Nigeria may be heading for one-party state

Started by bayo4luv, Apr 11, 2010, 11:03 AM

bayo4luv

As the already weak and fractious opposition is set to loose the pivots of its ranks in the emerging power equation towards the 2011 polls, it is feared that Nigeria may become a one party state. At the moment, the opposition is not just weak, it is in recession. 

In the days of ex-President Olusegun Obasanjo, many of the founders of the ruling People's Democratic Party (PDP) trooped out of the party to either float new ones or join opposition parties. The idea was to confront what was seen as a cabal that had hijacked the party and wrest power from it. Now, the urge to go back to the party they parted ways with is seeming irresistible. With the certainty that President Umaru Yar'Adua may not contest the 2011 presidential election, political alignments and realignments are taking place. Atiku Abubakar, vice president under Obasanjo, who left PDP and contested the 2007 presidential on the platform of the Action Congress (AC) is having a rethink.   

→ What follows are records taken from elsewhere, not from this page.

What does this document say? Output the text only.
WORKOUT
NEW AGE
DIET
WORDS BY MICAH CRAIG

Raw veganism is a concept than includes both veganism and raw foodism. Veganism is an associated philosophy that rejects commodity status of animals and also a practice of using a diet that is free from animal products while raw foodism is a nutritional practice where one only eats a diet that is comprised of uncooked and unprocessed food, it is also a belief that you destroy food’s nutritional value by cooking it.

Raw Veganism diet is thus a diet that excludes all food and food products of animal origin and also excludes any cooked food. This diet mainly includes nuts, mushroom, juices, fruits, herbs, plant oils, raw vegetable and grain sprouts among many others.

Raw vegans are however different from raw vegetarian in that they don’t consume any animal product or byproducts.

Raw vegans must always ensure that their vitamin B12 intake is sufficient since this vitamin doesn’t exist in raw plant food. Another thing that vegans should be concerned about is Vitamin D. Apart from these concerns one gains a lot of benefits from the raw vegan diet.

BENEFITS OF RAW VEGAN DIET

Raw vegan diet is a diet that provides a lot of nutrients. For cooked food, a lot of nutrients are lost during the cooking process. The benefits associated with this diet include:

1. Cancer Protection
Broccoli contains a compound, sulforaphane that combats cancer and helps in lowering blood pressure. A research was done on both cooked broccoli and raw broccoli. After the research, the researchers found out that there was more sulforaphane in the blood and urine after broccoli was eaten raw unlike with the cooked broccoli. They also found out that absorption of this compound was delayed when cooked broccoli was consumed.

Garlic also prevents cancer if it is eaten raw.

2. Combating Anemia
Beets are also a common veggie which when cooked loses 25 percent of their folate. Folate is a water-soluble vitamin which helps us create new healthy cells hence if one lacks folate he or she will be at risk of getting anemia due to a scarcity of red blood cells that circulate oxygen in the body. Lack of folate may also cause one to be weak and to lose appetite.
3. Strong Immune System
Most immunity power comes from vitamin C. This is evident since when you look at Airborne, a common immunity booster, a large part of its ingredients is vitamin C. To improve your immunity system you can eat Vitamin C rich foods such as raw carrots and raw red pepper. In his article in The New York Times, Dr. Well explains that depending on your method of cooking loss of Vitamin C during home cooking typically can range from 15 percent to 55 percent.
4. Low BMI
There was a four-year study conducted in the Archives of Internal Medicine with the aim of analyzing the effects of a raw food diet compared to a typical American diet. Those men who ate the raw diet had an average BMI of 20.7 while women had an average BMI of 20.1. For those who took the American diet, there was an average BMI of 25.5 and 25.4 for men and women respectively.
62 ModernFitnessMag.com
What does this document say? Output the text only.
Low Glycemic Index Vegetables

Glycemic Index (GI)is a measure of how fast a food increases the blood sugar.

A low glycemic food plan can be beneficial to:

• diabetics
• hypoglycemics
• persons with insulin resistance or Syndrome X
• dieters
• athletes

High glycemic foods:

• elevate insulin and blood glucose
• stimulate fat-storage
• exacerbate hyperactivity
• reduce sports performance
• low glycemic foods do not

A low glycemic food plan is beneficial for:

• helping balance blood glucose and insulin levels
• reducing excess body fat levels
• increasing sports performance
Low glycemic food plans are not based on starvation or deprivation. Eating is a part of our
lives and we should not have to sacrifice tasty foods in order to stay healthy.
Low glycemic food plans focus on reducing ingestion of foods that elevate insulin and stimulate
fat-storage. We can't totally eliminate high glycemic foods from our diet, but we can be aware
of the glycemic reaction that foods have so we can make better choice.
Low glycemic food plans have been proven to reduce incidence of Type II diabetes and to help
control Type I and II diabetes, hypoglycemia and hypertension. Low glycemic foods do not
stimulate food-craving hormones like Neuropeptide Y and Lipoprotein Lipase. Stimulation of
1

There are strong indications that he and his loyalists have concluded plans to return to PDP. With the presidential ticket zoned to the north, Atiku now believes he stands a good chance of achieving his ambition on the ruling party's platform. From his calculation, neither AC nor a coalition of opposition parties can match the war chest of PDP in any election.  Atiku has been the arrowhead of the opposition to PDP. If he goes back to PDP, the opposition would have lost a major plank of its strength. On Tuesday last week, his supporters met in Abuja and declared that they were heading back to PDP because of frustration in mobilizing a national opposition against the ruling party. Those who reportedly attended the meeting included Iyorchia Ayu, Ben Obi who was Atiku's running mate, Tom Ikimi, Funke Adedoyin, Bashir Yusuf, Suleman Nazif, Omar Shittien, Dubem Onyia and Dapo Sarunmi. Only Ikimi has affirmed that he would not go back to PDP. 

Individual ambitions and personal differences among opposition politicians are thought to have made it difficult to forge a united front against PDP. On Wednesday last week, this became evident at Sheraton Hotels and Towers, Abuja when a meeting of leaders and representatives of opposition parties' leaders failed to agree on a merger agreement.   The meeting was called by the National Democratic Movement (NDM) and those in attendance included Muhammadu Buhari, who recently launched a new party; Bola Tinubu, former governor of Lagos State and Attahiru Bafarawa, former governor of Sokoto, who was presidential candidate of Democratic People's Party in the 2007 election.  Buhari's Congress for Progressive Change, formed three weeks ago, refused to fuse into or merge with any party. 

The AC has always maintained that position as well. The rigid posture of the respective leaders scuttled plans by the parties to come up with a stronger political platform.  There are currently 55 registered political parties in Nigeria but none is strong enough to confront PDP. The ruling party controls 28 out of the 36 states of the federation and has about 88 out of 109 senators in the National Assembly. In fact, PDP despite its internal issues, is bigger than the other 54 put together. Osita Okechukwu, publicity secretary of Conference of Nigerian Political Parties (CNPP), told BusinessDay in an interview that the opposition parties would support Buhari as presidential candidate for the 2011 election. According to him, what is happening now is that some opposition leaders were more interested in consolidating in the states they control but that at the federal level there would be unity of purpose. 

Ebenezer Babatope, a member of the PDP board of trustees, in an interview with BusinessDay, said Nigeria would not be a one party state. Rather, he saw the opposition parties as unserious.   

He said the opposition has not come up with alternative policy framework to counter what the PDP has put in place and that even the mega party floated by them has not succeeded. Arguing that the opposition has lost focus, Babatope said it is up to the opposition parties to be inventive, coordinated and focused.